Spoon over rice and garnish with remaining cilantro and the cashews.

Dinner Three: Chorizo, Cherry Tomato and Arugula Pasta

Ingredients:

2 chorizo sausages or non-spicy sausages

2 shallots, sliced

2 tablespoons garlic, minced

3 tablespoons olive oil

3/4 cup white wine

2 cups tomato sauce

8 cups penne, cooked (about 4 cups or 16 ounces uncooked)

10 cherry tomatoes, cut in half

2 cups arugula

1/2 cup grated Parmesan cheese

2 tablespoons chopped parsley

2 tablespoons sliced basil

3 teaspoons chili flakes (*omit if you don’t like spicy foods)

shaved parmesan for garnish

coarse salt to taste

Directions:

Remove skin from chorizo, and cut into inch size pieces.

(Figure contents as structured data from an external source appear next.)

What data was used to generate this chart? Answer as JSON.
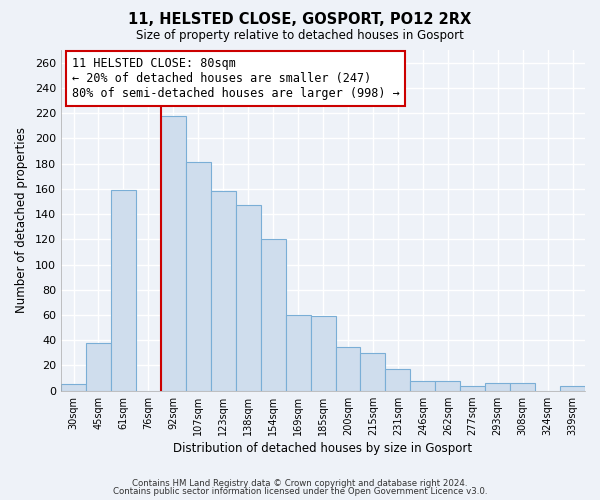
{
  "title": "11, HELSTED CLOSE, GOSPORT, PO12 2RX",
  "subtitle": "Size of property relative to detached houses in Gosport",
  "xlabel": "Distribution of detached houses by size in Gosport",
  "ylabel": "Number of detached properties",
  "bar_color": "#cfdded",
  "bar_edge_color": "#7aaed6",
  "categories": [
    "30sqm",
    "45sqm",
    "61sqm",
    "76sqm",
    "92sqm",
    "107sqm",
    "123sqm",
    "138sqm",
    "154sqm",
    "169sqm",
    "185sqm",
    "200sqm",
    "215sqm",
    "231sqm",
    "246sqm",
    "262sqm",
    "277sqm",
    "293sqm",
    "308sqm",
    "324sqm",
    "339sqm"
  ],
  "values": [
    5,
    38,
    159,
    0,
    218,
    181,
    158,
    147,
    120,
    60,
    59,
    35,
    30,
    17,
    8,
    8,
    4,
    6,
    6,
    0,
    4
  ],
  "ylim": [
    0,
    270
  ],
  "yticks": [
    0,
    20,
    40,
    60,
    80,
    100,
    120,
    140,
    160,
    180,
    200,
    220,
    240,
    260
  ],
  "vline_color": "#cc0000",
  "annotation_title": "11 HELSTED CLOSE: 80sqm",
  "annotation_line1": "← 20% of detached houses are smaller (247)",
  "annotation_line2": "80% of semi-detached houses are larger (998) →",
  "annotation_box_color": "#ffffff",
  "annotation_box_edge": "#cc0000",
  "footnote1": "Contains HM Land Registry data © Crown copyright and database right 2024.",
  "footnote2": "Contains public sector information licensed under the Open Government Licence v3.0.",
  "background_color": "#eef2f8",
  "grid_color": "#ffffff"
}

Heat olive oil in the pan and add chorizo. Cook until outside of chorizo has started to brown.

Add shallots and garlic. When they start to go golden in color deglaze with white wine. Add 1 tbsp of the parsley fry for 10 seconds. Add tomato sauce and chili flakes and reduce for 20 seconds. Add the basil, cherry tomatoes, and salt to season.

Take off the heat and add arugula, pasta and grated parmesan and toss. Makes sure the noodles are warm.

You can also stir the pasta with wooden spoon if desired. Divide pasta onto four plates. Garnish with remaining parsley and shaved parmesan cheese.

Dinner Four: Asparagus and Mushroom Quiche Served with Baby Spinach and Tomato Salad

Ingredients - Quiche:

1/2 pound (225 grams or about 16 medium) mushrooms

1/2 pound (225 grams or about 10 stalks) asparagus (cut into 1-inch long pieces)

1 pre-baked pie crust or tart shell

6 ounces (1 1/2 cups) Gruyère cheese, grated

4 eggs

1/2 cup heavy cream

1/2 cup milk

pepper to taste

Ingredients – Salad:

4 cups baby spinach

2 Roma tomatoes, diced

1 cup fresh basil leaves, torn

4 teaspoons fresh oregano, chopped fine

4 tablespoons olive oil

4 teaspoons balsamic vinegar

salt

pepper

Directions:

Roast the mushrooms in a preheated 350F oven until golden brown, about 15-20 minutes.

Steam the asparagus until just tender.

Sprinkle half of the cheese over the pie crust followed by the asparagus, the mushrooms and the remaining cheese.

Mix the eggs, cream, milk and pepper in a bowl and pour over everything.

Bake in a preheated 375F oven until golden brown and set in the center, about 30-35 minutes.

Prepare the salad by layering the spinach and tomatoes. Top with basil and oregano. Dress with oil and vinegar then season with salt and pepper. Serve with quiche.

Dinner Five: Beef Kabobs Dijon with Grilled Vegetables and Rice

Ingredients – Beef and Marinade: *can be prepared a day ahead and refrigerated overnight or frozen for a later date

2 ½ pounds (1.2 kilograms) beef sirloin tip, cut into 1 ½ inch cubes

1 large clove garlic, crushed

½ cup vegetable oil

2 tablespoons soy sauce

2 tablespoons Worcestershire sauce

2 tablespoons Dijon mustard

2 tablespoons fresh lemon juice

1 teaspoons fresh ground pepper

Ingredients – Vegetables:

1 medium onion, cut into large chunks

1 red bell pepper, cut into large chunks

1 yellow bell pepper, cut into large chunks

½ pound (225 grams or about 16 medium) mushrooms, large stems removed

1 pint cherry tomatoes

skewers (wooden or metal)

1 cup rice of your choice

Directions:

If using wooden skewers, place covered in water to soak until saturated, minimum 20 minutes.

Place beef and marinade ingredients into a Ziploc bag. Marinade minimum 1 hour or overnight.

Prepare rice in a rice cooker or a pot according to the package directions.

Preheat grill on medium high heat. Alternatively, the kabobs can be cooked in a grill pan over medium heat.

Assemble skewers, alternating meat with tomatoes, onions, peppers and mushrooms.

Grill 3 minutes per side, turning and basting often with marinade as cooking. Serve over rice.